Extraction performance

The graph below shows throughput time on the Y-axis and buffer size on the X-axis. The different lines represent the different scenarios in which balanced data distributor and number of files were tested with different settings.

First by looking at the buffer size we can conclude there is an upper bound beyond which performance degrades amongst all scenarios. For this particular combination it seems to be around a buffer size of 200.000 rows.

If we exclude all observations that were obtained with a buffer size of more than 200.000 the scenarios cluster together into roughly three groups:

The slowest was the extraction package without any balanced data distributor
The middle group was the package in which 2 balanced data distributors were used
The fastest was the group in which the extraction was done with 4 and 8 balanced data distributors with 8 being marginally faster than 4
- With 4 balanced data distributors the write speed almost reached the maximum read speed. Adding more write capacity won’t affect performance that much as read speed becomes the bottleneck.

Loading performance

Since this process runs in the database engine the SSIS package variants are left out. This is why not the same amount of scenarios are shown.

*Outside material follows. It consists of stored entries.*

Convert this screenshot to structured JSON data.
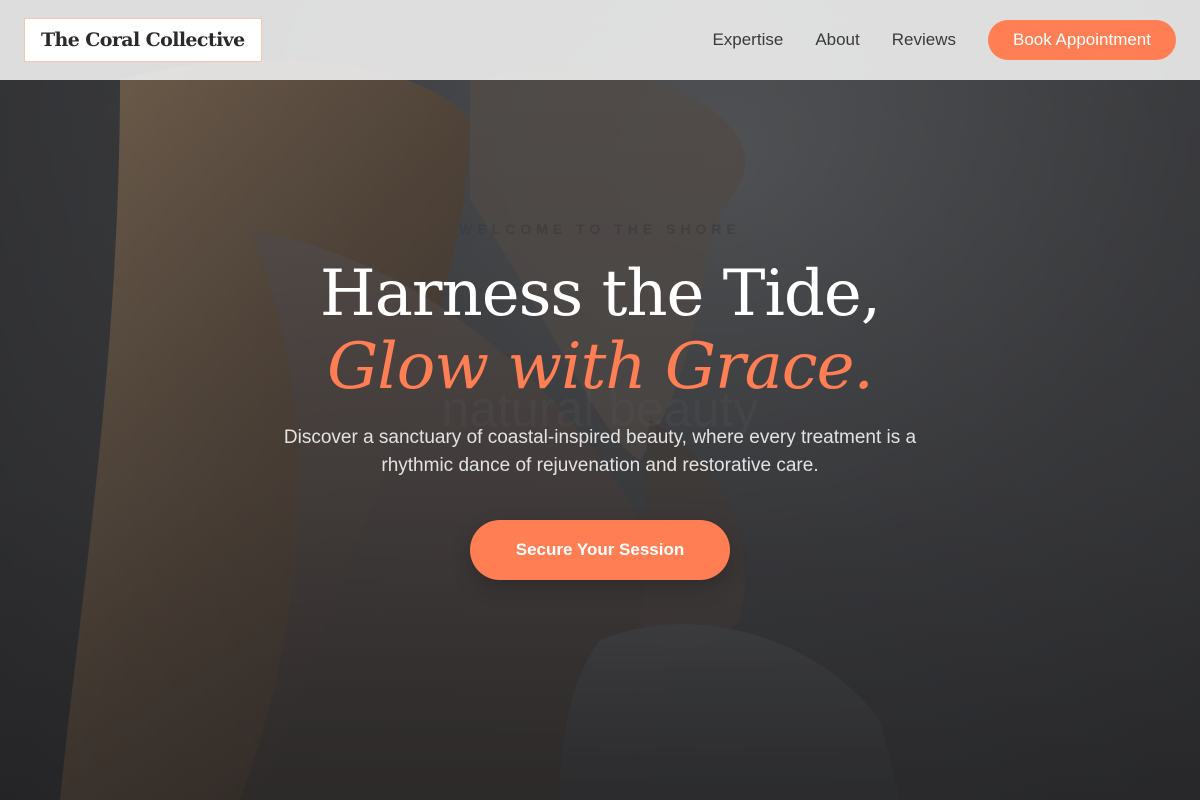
{
  "header": {
    "logo_text": "The Coral Collective",
    "nav": [
      {
        "label": "Expertise"
      },
      {
        "label": "About"
      },
      {
        "label": "Reviews"
      }
    ],
    "cta_label": "Book Appointment"
  },
  "hero": {
    "eyebrow": "Welcome to the shore",
    "title_line1": "Harness the Tide,",
    "title_line2": "Glow with Grace.",
    "background_ghost_text": "natural beauty",
    "subtitle": "Discover a sanctuary of coastal-inspired beauty, where every treatment is a rhythmic dance of rejuvenation and restorative care.",
    "cta_label": "Secure Your Session"
  },
  "colors": {
    "accent": "#ff7e54",
    "header_bg": "#ececec",
    "hero_bg": "#3f4043",
    "title": "#ffffff"
  }
}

It looks like the creation of the index is fastest when the filegroup in which the source table sits is split up over multiple files. Once you have the index however, loading is fastest when the filegroup consists of a single file only. Splitting up the filegroup in which the target table sits only slows the process down. Total loading performance is best when the source table and index sit in a filegroup distributed over multiple files and the target table sits in a single file.

Remarks

In the previous post the extraction without insert into table took 10 seconds. When running the experiment multiple times this averaged to 7 seconds.

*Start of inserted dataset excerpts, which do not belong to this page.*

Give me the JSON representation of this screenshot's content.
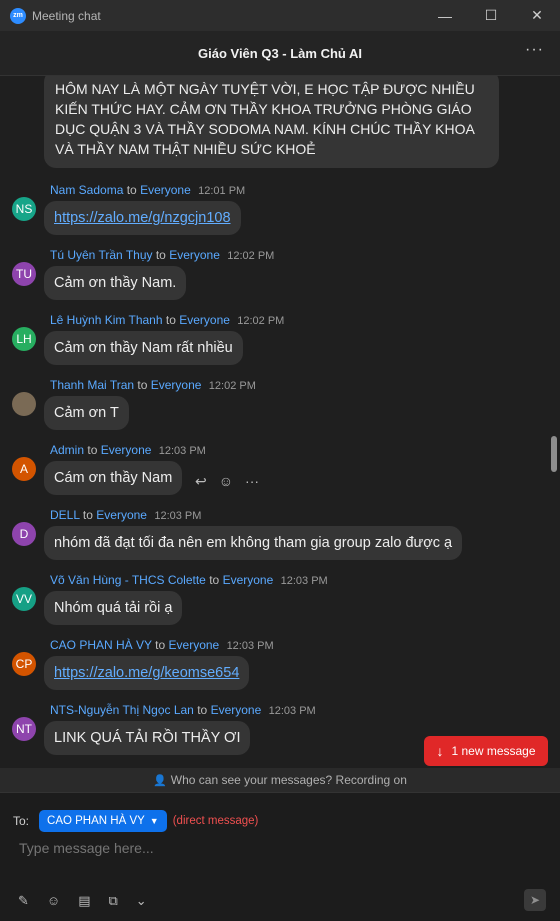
{
  "window": {
    "title": "Meeting chat",
    "logo": "zm",
    "minimize_icon": "—",
    "maximize_icon": "☐",
    "close_icon": "✕"
  },
  "header": {
    "title": "Giáo Viên Q3 - Làm Chủ AI",
    "more_icon": "···"
  },
  "first_message": {
    "text": "HÔM NAY LÀ MỘT NGÀY TUYỆT VỜI, E HỌC TẬP ĐƯỢC NHIỀU KIẾN THỨC HAY. CẢM ƠN THẦY KHOA TRƯỞNG PHÒNG GIÁO DỤC QUẬN 3 VÀ THẦY SODOMA NAM. KÍNH CHÚC THẦY KHOA VÀ THẦY NAM THẬT NHIỀU SỨC KHOẺ"
  },
  "messages": [
    {
      "sender": "Nam Sadoma",
      "to": "to",
      "recipient": "Everyone",
      "time": "12:01 PM",
      "initials": "NS",
      "avatar_color": "#17a589",
      "text": "https://zalo.me/g/nzgcjn108"
    },
    {
      "sender": "Tú Uyên Trần Thụy",
      "to": "to",
      "recipient": "Everyone",
      "time": "12:02 PM",
      "initials": "TU",
      "avatar_color": "#8e44ad",
      "text": "Cảm ơn thầy Nam."
    },
    {
      "sender": "Lê Huỳnh Kim Thanh",
      "to": "to",
      "recipient": "Everyone",
      "time": "12:02 PM",
      "initials": "LH",
      "avatar_color": "#27ae60",
      "text": "Cảm ơn thầy Nam rất nhiều"
    },
    {
      "sender": "Thanh Mai Tran",
      "to": "to",
      "recipient": "Everyone",
      "time": "12:02 PM",
      "initials": "",
      "avatar_color": "#7a6a55",
      "text": "Cảm ơn T"
    },
    {
      "sender": "Admin",
      "to": "to",
      "recipient": "Everyone",
      "time": "12:03 PM",
      "initials": "A",
      "avatar_color": "#d35400",
      "text": "Cám ơn thầy Nam"
    },
    {
      "sender": "DELL",
      "to": "to",
      "recipient": "Everyone",
      "time": "12:03 PM",
      "initials": "D",
      "avatar_color": "#8e44ad",
      "text": "nhóm đã đạt tối đa nên em không tham gia group zalo được ạ"
    },
    {
      "sender": "Võ Văn Hùng - THCS Colette",
      "to": "to",
      "recipient": "Everyone",
      "time": "12:03 PM",
      "initials": "VV",
      "avatar_color": "#16a085",
      "text": "Nhóm quá tải rồi ạ"
    },
    {
      "sender": "CAO PHAN HÀ VY",
      "to": "to",
      "recipient": "Everyone",
      "time": "12:03 PM",
      "initials": "CP",
      "avatar_color": "#d35400",
      "text": "https://zalo.me/g/keomse654"
    },
    {
      "sender": "NTS-Nguyễn Thị Ngọc Lan",
      "to": "to",
      "recipient": "Everyone",
      "time": "12:03 PM",
      "initials": "NT",
      "avatar_color": "#8e44ad",
      "text": "LINK QUÁ TẢI RỒI THẦY ƠI"
    }
  ],
  "reaction_icons": {
    "reply": "↩",
    "emoji": "☺",
    "more": "···"
  },
  "new_message": {
    "label": "1 new message",
    "icon": "↓"
  },
  "privacy": {
    "text": "Who can see your messages? Recording on",
    "icon": "👤"
  },
  "compose": {
    "to_label": "To:",
    "recipient": "CAO PHAN HÀ VY",
    "direct_note": "(direct message)",
    "placeholder": "Type message here...",
    "toolbar_icons": [
      "✎",
      "☺",
      "▤",
      "⧉",
      "⌄"
    ],
    "send_icon": "➤"
  }
}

The results obtained here largely depend on the file and the hardware. It would be good to experiment with the different variables yourself.

I’m pretty sure results will be different based on number of columns, data types of those columns and other variables I have not even begun to consider.

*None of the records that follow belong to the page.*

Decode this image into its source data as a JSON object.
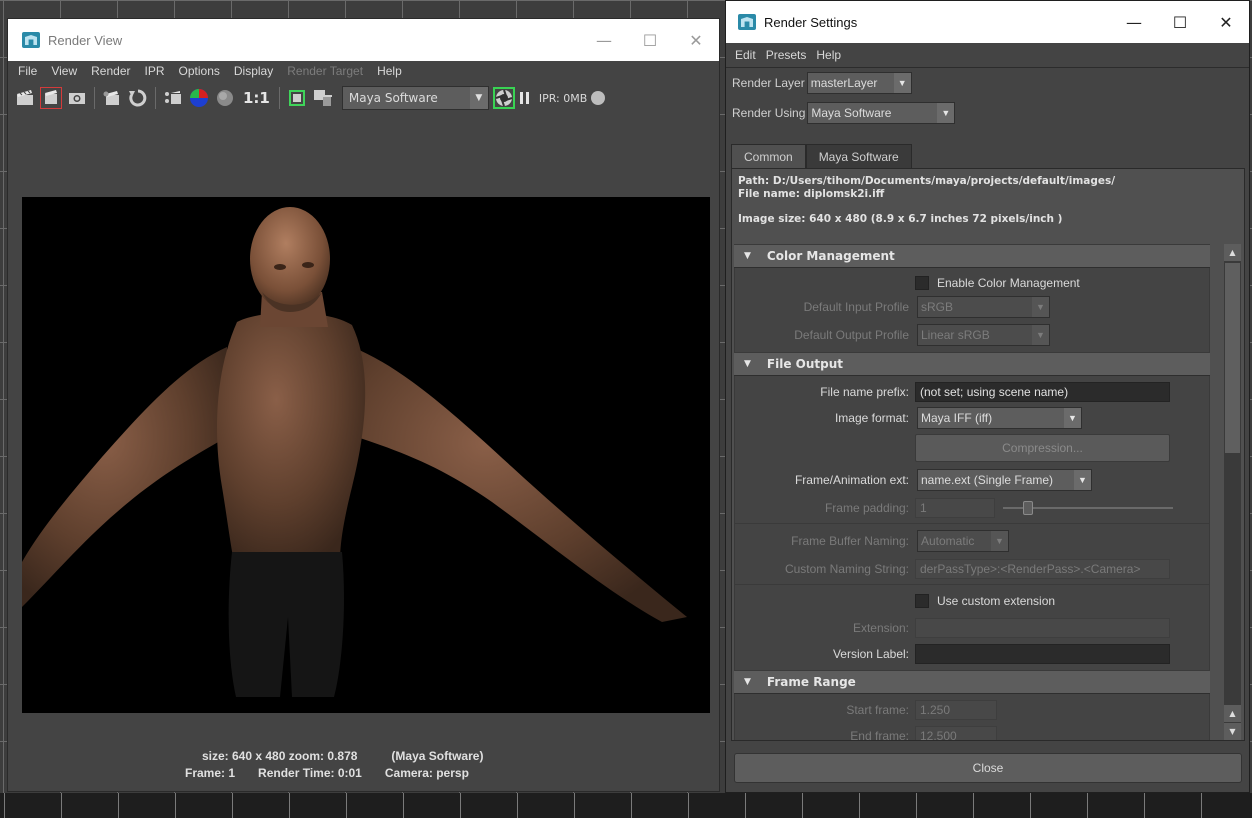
{
  "render_view": {
    "title": "Render View",
    "controls": {
      "minimize": "—",
      "maximize": "☐",
      "close": "✕"
    },
    "menu": [
      "File",
      "View",
      "Render",
      "IPR",
      "Options",
      "Display",
      "Render Target",
      "Help"
    ],
    "toolbar": {
      "ratio": "1:1",
      "renderer": "Maya Software",
      "ipr_memory": "IPR: 0MB"
    },
    "status": {
      "size_zoom": "size: 640 x 480 zoom: 0.878",
      "renderer": "(Maya Software)",
      "frame": "Frame: 1",
      "render_time": "Render Time: 0:01",
      "camera": "Camera: persp"
    }
  },
  "render_settings": {
    "title": "Render Settings",
    "controls": {
      "minimize": "—",
      "maximize": "☐",
      "close": "✕"
    },
    "menu": [
      "Edit",
      "Presets",
      "Help"
    ],
    "render_layer_label": "Render Layer",
    "render_layer_value": "masterLayer",
    "render_using_label": "Render Using",
    "render_using_value": "Maya Software",
    "tabs": [
      "Common",
      "Maya Software"
    ],
    "info": {
      "path": "Path: D:/Users/tihom/Documents/maya/projects/default/images/",
      "file_name": "File name:  diplomsk2i.iff",
      "image_size": "Image size: 640 x 480 (8.9 x 6.7 inches 72 pixels/inch )"
    },
    "color_management": {
      "header": "Color Management",
      "enable_label": "Enable Color Management",
      "input_profile_label": "Default Input Profile",
      "input_profile_value": "sRGB",
      "output_profile_label": "Default Output Profile",
      "output_profile_value": "Linear sRGB"
    },
    "file_output": {
      "header": "File Output",
      "prefix_label": "File name prefix:",
      "prefix_value": "(not set; using scene name)",
      "image_format_label": "Image format:",
      "image_format_value": "Maya IFF (iff)",
      "compression_label": "Compression...",
      "frame_ext_label": "Frame/Animation ext:",
      "frame_ext_value": "name.ext (Single Frame)",
      "frame_padding_label": "Frame padding:",
      "frame_padding_value": "1",
      "frame_buffer_label": "Frame Buffer Naming:",
      "frame_buffer_value": "Automatic",
      "custom_naming_label": "Custom Naming String:",
      "custom_naming_value": "derPassType>:<RenderPass>.<Camera>",
      "custom_ext_label": "Use custom extension",
      "extension_label": "Extension:",
      "version_label": "Version Label:"
    },
    "frame_range": {
      "header": "Frame Range",
      "start_label": "Start frame:",
      "start_value": "1.250",
      "end_label": "End frame:",
      "end_value": "12.500"
    },
    "close_label": "Close"
  }
}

Looking at the loading performance versus the extraction performance I am fairly confident I have made some stupid choices in the loading design. Luckily for all of us some clever people over at Microsoft wrote a technical article called The Data Loading Performance Guide. I will be diving into that one and write another post with improvements to my own setup.

Performance monitor

In the previous blog post I promised to put a performance monitor graph up here. In the below graph I put coloured bars on the X axis to indicate the different steps in the process:

Green: Extract
Orange: Build index
Red: Load table

Interestingly in the loading step, the writing speed is quite low initially and only goes up approximately halfway. My initial idea was to run that query with live statistics to see what is going on. However, even before running it I could already see the problem. I had accidentally left an Update Statistics in there. This takes about 24 seconds.

Since prior to the load step, the index on the source table is freshly created, there is no need to run this once more. It is therefore a useless step that can be removed. Together with other improvements this will yield another blog post!